I had visions of little old ladies, all resembling The Mother, lying outside the Co-op with fractured femurs and tibias and horrendously bruised backsides.
"All right, I'll go," I said. "I don't see why you can't drink powdered milk but I'll go - once I've found my woolly hat and snow boots. I'm not going anywhere without proper clothing."
The Mother sighed. "Then you'd better not forget the dog sled and emergency rations in case you get lost," she said.
"Do you realise you've hardly been out once since the New Year?" she added.
"First it was the rain, now it's a few flakes of snow keeping you indoors. When did you become such a wimp? Have you forgotten you're a Northerner?"
Ouch! That was the gauntlet well and truly thrown down. Forgotten I was a Northerner?
How could I? I, who as a slip of a girl in Yorkshire used to walk five miles to school and back through blizzards and snowdrifts? (If this were a Catherine Cookson novel I'd have been wearing clogs and frostbite rather than Clarks boots and M&S socks).
And who was it used to stand on a ladder and break off icicles hanging from the porch at her grandparents' home? (If this were a CC novel I'd have done it with my bare, chilblained hands, but in fact I always wore sheepskin mittens).
Yet, if I was honest, I had to admit that I had become something of a Big Softy in recent times.
Why? I wondered. Could it be because I'm no longer a fully paid up member of the rat race?
Working from home I sit warm and cocooned in my bedroom, watching the elements through the window. I no longer have to queue in the rain for buses or stand on station platforms in howling gales.

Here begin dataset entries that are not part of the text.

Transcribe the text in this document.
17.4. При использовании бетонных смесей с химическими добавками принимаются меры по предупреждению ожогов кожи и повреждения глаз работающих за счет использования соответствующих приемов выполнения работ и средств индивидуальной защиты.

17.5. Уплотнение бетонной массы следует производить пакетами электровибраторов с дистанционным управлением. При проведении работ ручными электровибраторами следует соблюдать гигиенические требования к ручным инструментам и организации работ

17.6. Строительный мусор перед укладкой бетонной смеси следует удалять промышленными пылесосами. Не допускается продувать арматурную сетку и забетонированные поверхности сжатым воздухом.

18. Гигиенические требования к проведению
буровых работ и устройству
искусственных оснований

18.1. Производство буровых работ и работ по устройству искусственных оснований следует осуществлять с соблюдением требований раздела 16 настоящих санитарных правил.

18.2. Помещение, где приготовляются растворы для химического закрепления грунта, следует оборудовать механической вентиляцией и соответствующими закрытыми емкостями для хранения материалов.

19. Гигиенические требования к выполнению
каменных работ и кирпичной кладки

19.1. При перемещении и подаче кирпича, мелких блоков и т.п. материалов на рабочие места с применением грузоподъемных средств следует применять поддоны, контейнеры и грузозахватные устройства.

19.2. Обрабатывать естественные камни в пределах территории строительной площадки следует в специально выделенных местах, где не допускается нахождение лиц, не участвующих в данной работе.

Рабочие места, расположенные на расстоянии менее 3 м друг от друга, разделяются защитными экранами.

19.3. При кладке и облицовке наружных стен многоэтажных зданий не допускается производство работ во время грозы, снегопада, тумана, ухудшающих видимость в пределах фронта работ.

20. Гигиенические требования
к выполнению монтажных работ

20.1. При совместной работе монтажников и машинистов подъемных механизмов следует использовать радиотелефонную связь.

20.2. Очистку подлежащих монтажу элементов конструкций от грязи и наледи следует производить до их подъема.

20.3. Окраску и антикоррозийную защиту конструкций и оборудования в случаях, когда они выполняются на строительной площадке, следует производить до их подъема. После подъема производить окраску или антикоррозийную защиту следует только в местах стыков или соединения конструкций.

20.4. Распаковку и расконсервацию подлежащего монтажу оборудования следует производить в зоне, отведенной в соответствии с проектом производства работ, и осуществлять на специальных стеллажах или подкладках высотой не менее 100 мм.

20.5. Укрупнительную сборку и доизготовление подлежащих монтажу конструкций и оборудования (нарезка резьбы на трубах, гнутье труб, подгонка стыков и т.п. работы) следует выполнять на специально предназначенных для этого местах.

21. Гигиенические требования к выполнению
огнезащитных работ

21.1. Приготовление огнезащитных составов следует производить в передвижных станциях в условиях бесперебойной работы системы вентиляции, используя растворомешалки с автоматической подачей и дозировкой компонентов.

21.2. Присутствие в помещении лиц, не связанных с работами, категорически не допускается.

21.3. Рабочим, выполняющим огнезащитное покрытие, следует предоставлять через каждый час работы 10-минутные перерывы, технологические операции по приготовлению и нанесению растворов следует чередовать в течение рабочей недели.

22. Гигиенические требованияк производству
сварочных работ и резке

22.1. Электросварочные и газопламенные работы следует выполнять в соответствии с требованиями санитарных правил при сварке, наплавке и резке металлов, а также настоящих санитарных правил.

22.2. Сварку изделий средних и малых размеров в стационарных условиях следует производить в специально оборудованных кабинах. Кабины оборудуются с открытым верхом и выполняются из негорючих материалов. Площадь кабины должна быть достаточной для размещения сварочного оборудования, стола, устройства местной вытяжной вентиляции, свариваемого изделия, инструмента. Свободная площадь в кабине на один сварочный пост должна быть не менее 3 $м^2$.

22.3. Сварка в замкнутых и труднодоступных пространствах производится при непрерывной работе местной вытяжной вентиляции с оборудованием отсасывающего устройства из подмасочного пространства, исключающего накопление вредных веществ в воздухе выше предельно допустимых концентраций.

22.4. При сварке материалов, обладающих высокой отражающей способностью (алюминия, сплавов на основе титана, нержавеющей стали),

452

Or perhaps I've become soft as I've grown older? There are many things - not all of them printable - that I did in my 20s that I couldn't imagine doing now (and sometimes wonder how I did then!)
Or was The Mother trying to tell me something? Something so devastating she hardly dare say the words?
Could it be that I had changed, that after 30 years of living in Sussex I thought and behaved like ...?
"A Southerner, yes, that's what you've become!" she said.